The study, which was published inJAMA Internal Medicine, analyzed 10,482 patients who were followed for a median of approximately 14 years. The research team found that there were 56 CKD events among 322 baseline PPI users (14.2 per 1000 person-years) compared with 1382 events among 10,160 baseline nonusers (10.7 per 1000 person-years).
The researchers attempted to replicate these results in a separate group of 248,751 patients who were followed for a median of 6 years. In this group, there were 1921 CKD events among 16,900 baseline PPI users (20.1 per 1000 person-years) and 28,226 events among 231,851 baseline nonusers (18.3 per 1000 person-years).

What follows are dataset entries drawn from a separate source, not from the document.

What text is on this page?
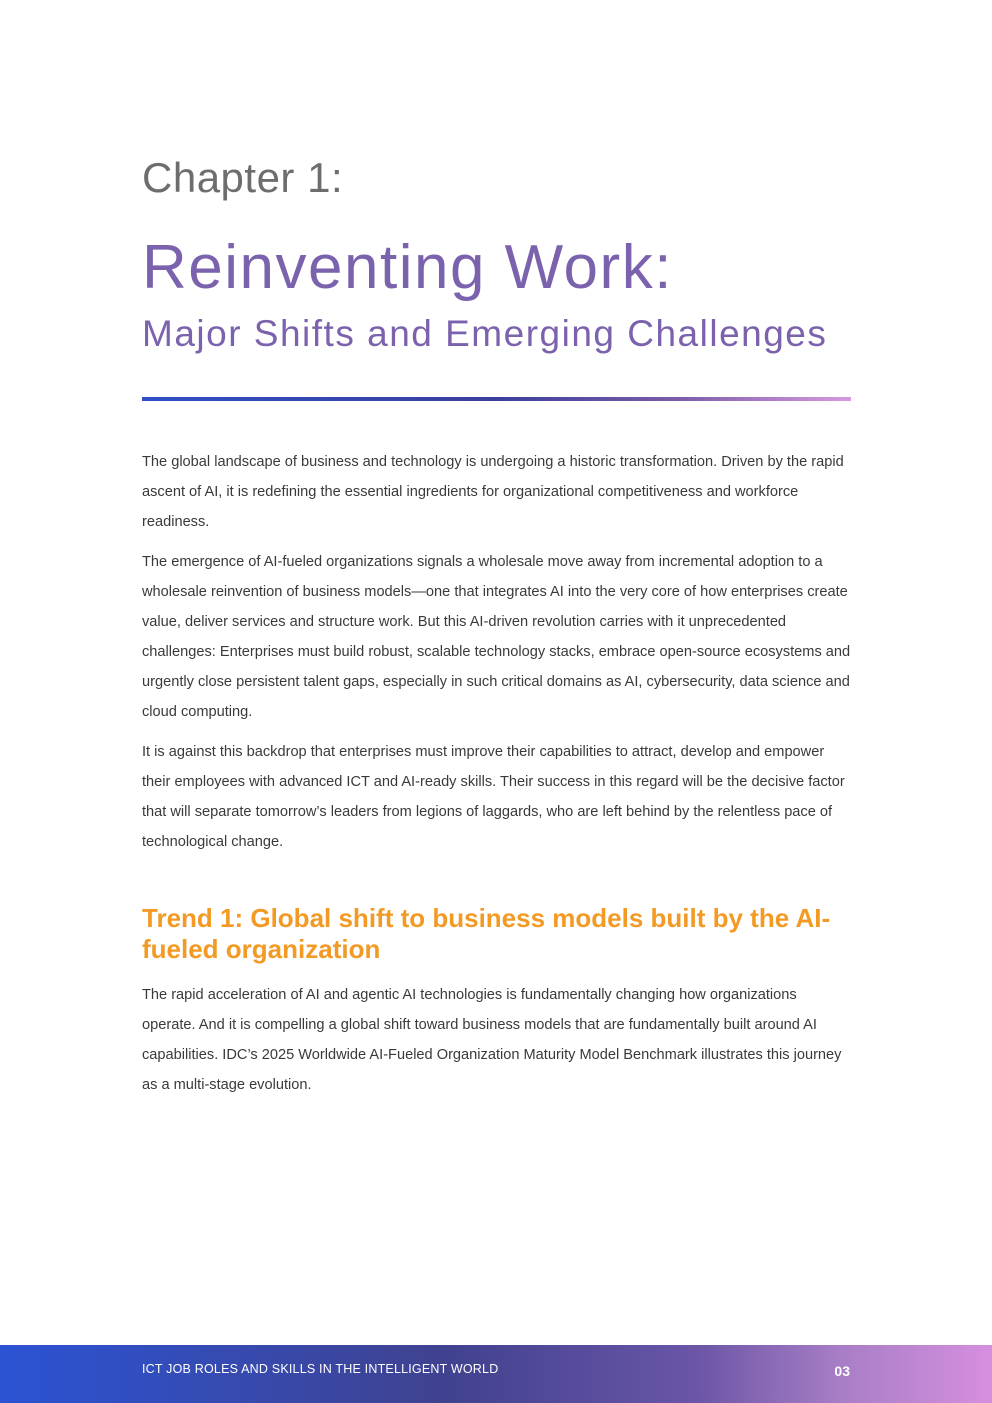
Chapter 1:
Reinventing Work:
Major Shifts and Emerging Challenges

The global landscape of business and technology is undergoing a historic transformation. Driven by the rapid ascent of AI, it is redefining the essential ingredients for organizational competitiveness and workforce readiness.

The emergence of AI-fueled organizations signals a wholesale move away from incremental adoption to a wholesale reinvention of business models—one that integrates AI into the very core of how enterprises create value, deliver services and structure work. But this AI-driven revolution carries with it unprecedented challenges: Enterprises must build robust, scalable technology stacks, embrace open-source ecosystems and urgently close persistent talent gaps, especially in such critical domains as AI, cybersecurity, data science and cloud computing.

It is against this backdrop that enterprises must improve their capabilities to attract, develop and empower their employees with advanced ICT and AI-ready skills. Their success in this regard will be the decisive factor that will separate tomorrow’s leaders from legions of laggards, who are left behind by the relentless pace of technological change.

Trend 1: Global shift to business models built by the AI-fueled organization

The rapid acceleration of AI and agentic AI technologies is fundamentally changing how organizations operate. And it is compelling a global shift toward business models that are fundamentally built around AI capabilities. IDC’s 2025 Worldwide AI-Fueled Organization Maturity Model Benchmark illustrates this journey as a multi-stage evolution.

ICT JOB ROLES AND SKILLS IN THE INTELLIGENT WORLD	03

The 10-year absolute risk of CKD among baseline PPI users was estimated to be 11.8% in the initial group and 15.6% in the replication group; comparatively, the estimated 10-year absolute risk of CKD for patients who were not treated with PPIs was 8.5% and 13.9% in the initial and replication groups, respectively.
The study authors acknowledged that participants who are prescribed PPIs may be at higher risk for CKD for reasons unrelated to PPI use, and they noted that further research is needed to establish whether PPIs can cause kidney damage. However, they added that their findings could lead to a greater call for the reduction of unnecessary PPI use.